ペット妄想あれこれ
旗尾 鉄
第1話
子供の頃、カンガルーをペットにしたいと思っていた時期があった。
おそらくテレビの自然番組で、オーストラリアの広大な大地を自由に跳ね回る姿を見て、憧れたのだと思う。
動物園の檻の中で行儀よくしている彼らに出会ってからは、そんな気持ちは薄れてしまった。
同じく私が子供の頃は、動物が登場するテレビアニメが何本かあった。動物を擬人化したものではなくて、主人公のペットとして登場し、ときに主人公の心の支えとなって重要な役割を果たす動物たちである。
タイトルは伏せるが、その中の一本に、アライグマが登場するアニメがあった。当時たぶんまだ小学生にもなっていなかったと思うが、私はこの愛嬌のあるアライグマが大好きだった。
ところが大人になってから、このアライグマについて、なにやら不都合な真実に直面してしまったのである。
アライグマの写真を見たのが事の発端だった。
写真のアライグマと記憶の中のアライグマに、どうも違和感がある。違和感の正体にはすぐに気づいた。毛色が違うのだ。
本物のアライグマというのは、どうやら灰色っぽい毛色をしているらしい。
だが、私の記憶の中にいるアイツ(名前も覚えているが伏せておく)は、キツネのような黄色っぽいカラーリングがなされていたのだ。
犬や猫のように、アライグマにもいろんな色の個体がいるのかもしれない。そう思って調べてみたが、そうではなかった。
やがてネット検索するうちに、アニメの毛色に似た写真を見つけてしまったのである。
問題は、それはアライグマの写真ではなかったことである。
私が見つけたアニメのアライグマに似た動物は、レッサーパンダだった。
もちろん純真な子供をだます意図などなく、こっちのほうが可愛らしいからそうしたのだろう。今なら不正確な表現として問題になるかもしれないが、これもまた、おおらかな時代の微笑ましい思い出である。

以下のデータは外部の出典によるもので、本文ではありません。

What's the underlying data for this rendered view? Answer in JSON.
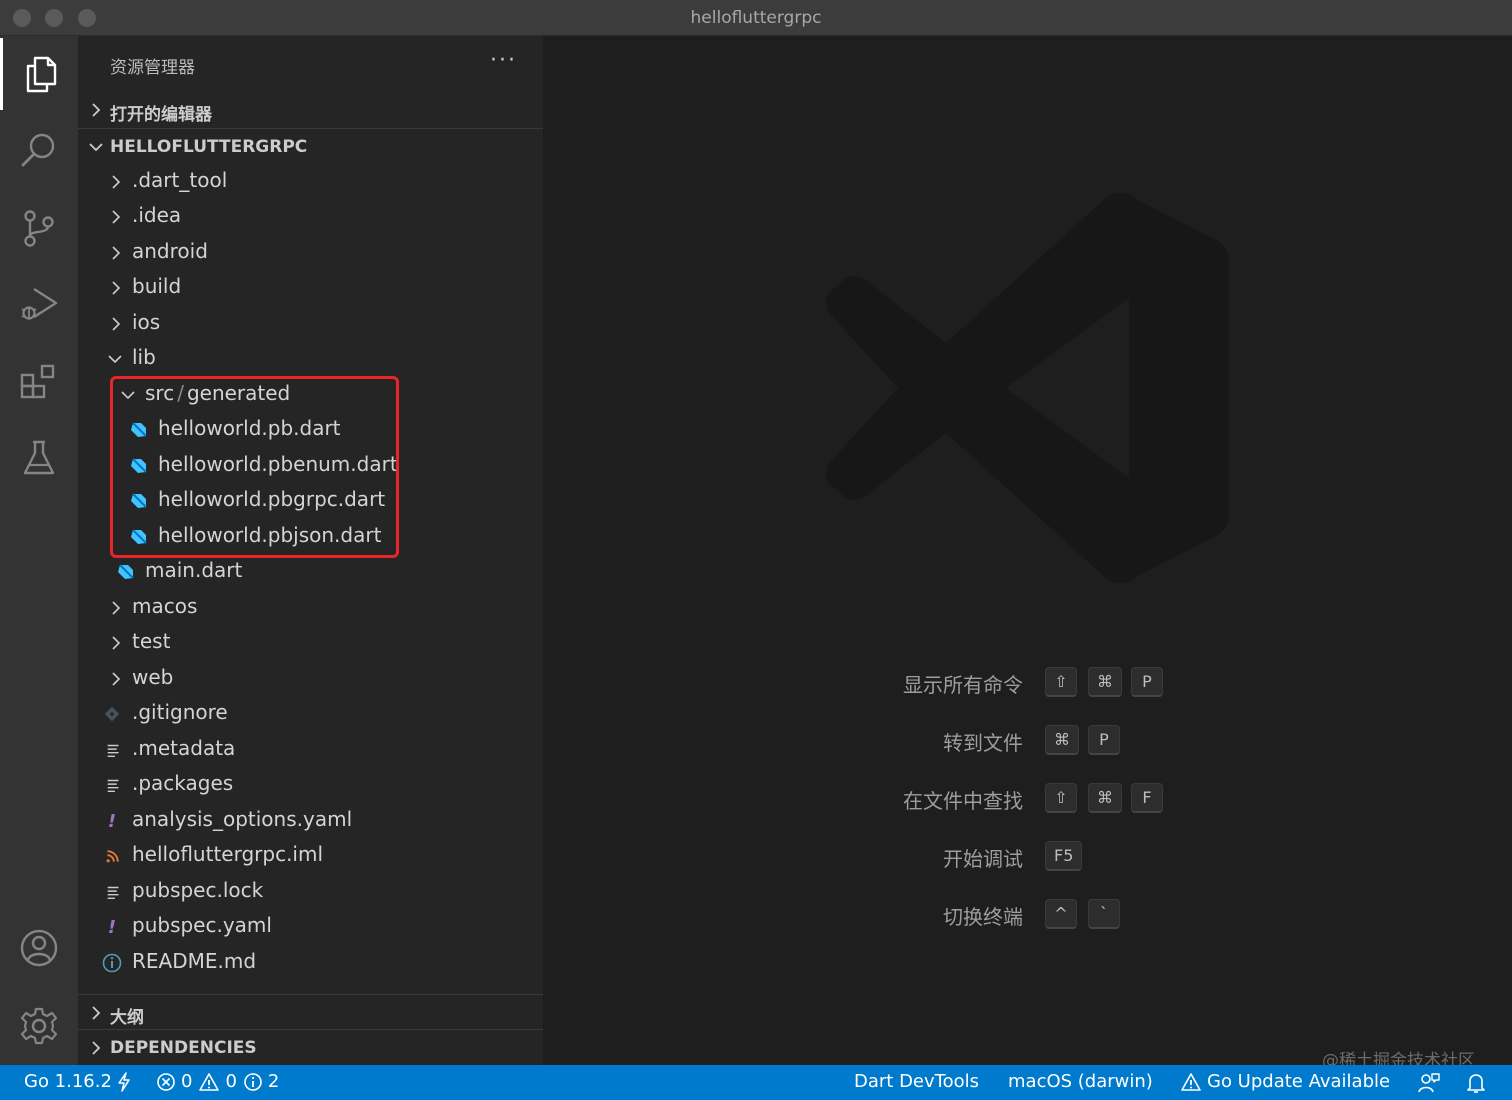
{
  "window": {
    "title": "hellofluttergrpc"
  },
  "activity_bar": {
    "items": [
      {
        "icon": "files-icon",
        "active": true
      },
      {
        "icon": "search-icon",
        "active": false
      },
      {
        "icon": "source-control-icon",
        "active": false
      },
      {
        "icon": "run-debug-icon",
        "active": false
      },
      {
        "icon": "extensions-icon",
        "active": false
      },
      {
        "icon": "testing-icon",
        "active": false
      }
    ],
    "bottom_items": [
      {
        "icon": "account-icon"
      },
      {
        "icon": "gear-icon"
      }
    ]
  },
  "sidebar": {
    "title": "资源管理器",
    "more_label": "···",
    "open_editors": "打开的编辑器",
    "project": "HELLOFLUTTERGRPC",
    "tree": [
      {
        "name": ".dart_tool",
        "type": "folder",
        "expanded": false
      },
      {
        "name": ".idea",
        "type": "folder",
        "expanded": false
      },
      {
        "name": "android",
        "type": "folder",
        "expanded": false
      },
      {
        "name": "build",
        "type": "folder",
        "expanded": false
      },
      {
        "name": "ios",
        "type": "folder",
        "expanded": false
      },
      {
        "name": "lib",
        "type": "folder",
        "expanded": true
      },
      {
        "name_parts": [
          "src",
          "/",
          "generated"
        ],
        "type": "folder",
        "expanded": true
      },
      {
        "name": "helloworld.pb.dart",
        "type": "dart"
      },
      {
        "name": "helloworld.pbenum.dart",
        "type": "dart"
      },
      {
        "name": "helloworld.pbgrpc.dart",
        "type": "dart"
      },
      {
        "name": "helloworld.pbjson.dart",
        "type": "dart"
      },
      {
        "name": "main.dart",
        "type": "dart"
      },
      {
        "name": "macos",
        "type": "folder",
        "expanded": false
      },
      {
        "name": "test",
        "type": "folder",
        "expanded": false
      },
      {
        "name": "web",
        "type": "folder",
        "expanded": false
      },
      {
        "name": ".gitignore",
        "type": "git"
      },
      {
        "name": ".metadata",
        "type": "text"
      },
      {
        "name": ".packages",
        "type": "text"
      },
      {
        "name": "analysis_options.yaml",
        "type": "yaml"
      },
      {
        "name": "hellofluttergrpc.iml",
        "type": "rss"
      },
      {
        "name": "pubspec.lock",
        "type": "text"
      },
      {
        "name": "pubspec.yaml",
        "type": "yaml"
      },
      {
        "name": "README.md",
        "type": "info"
      }
    ],
    "outline": "大纲",
    "dependencies": "DEPENDENCIES"
  },
  "editor": {
    "shortcuts": [
      {
        "label": "显示所有命令",
        "keys": [
          "⇧",
          "⌘",
          "P"
        ]
      },
      {
        "label": "转到文件",
        "keys": [
          "⌘",
          "P"
        ]
      },
      {
        "label": "在文件中查找",
        "keys": [
          "⇧",
          "⌘",
          "F"
        ]
      },
      {
        "label": "开始调试",
        "keys": [
          "F5"
        ]
      },
      {
        "label": "切换终端",
        "keys": [
          "^",
          "`"
        ]
      }
    ]
  },
  "status_bar": {
    "go_version": "Go 1.16.2",
    "errors": "0",
    "warnings": "0",
    "infos": "2",
    "dart_devtools": "Dart DevTools",
    "platform": "macOS (darwin)",
    "go_update": "Go Update Available"
  },
  "watermark": "@稀土掘金技术社区",
  "colors": {
    "statusbar": "#007acc",
    "highlight": "#e8262a",
    "dart": "#40c4ff",
    "yaml": "#a074c4",
    "rss": "#e37933"
  }
}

動物の話題のついでに、もしペットを飼うとしたら、などと妄想してみる。
犬か猫かといわれたら、完全に犬派である。
ある程度、大きさのある犬種がいい。少なくとも、柴犬くらいは。
和犬でも洋犬でもいいが、立ち耳の犬種が好きである。
服は着せない。これはもう、絶対である。
ちゃん付けで呼んだりはしない。うちの子、などとは呼ばない。
あくまでも私は子供ではなく、何年かを共に過ごす相棒として、ペットを飼いたいのである。
つらつらと、とりとめのない妄想をしてみたけれど、私がペットを飼うことはまずないだろうと自覚している。
生活環境の面で、現実的に世話をしてやれないというのもある。
だがそれ以上に決定的なことがある。
私は、可愛がっているペットの最期を看取るなどできないから。
十数年にわたって同じ時を過ごした仲間の死を見届けるなんて、とてもじゃないが悲しくて無理だ。
そんな私には、やはりペットは妄想にとどめ置くのが分相応のようである。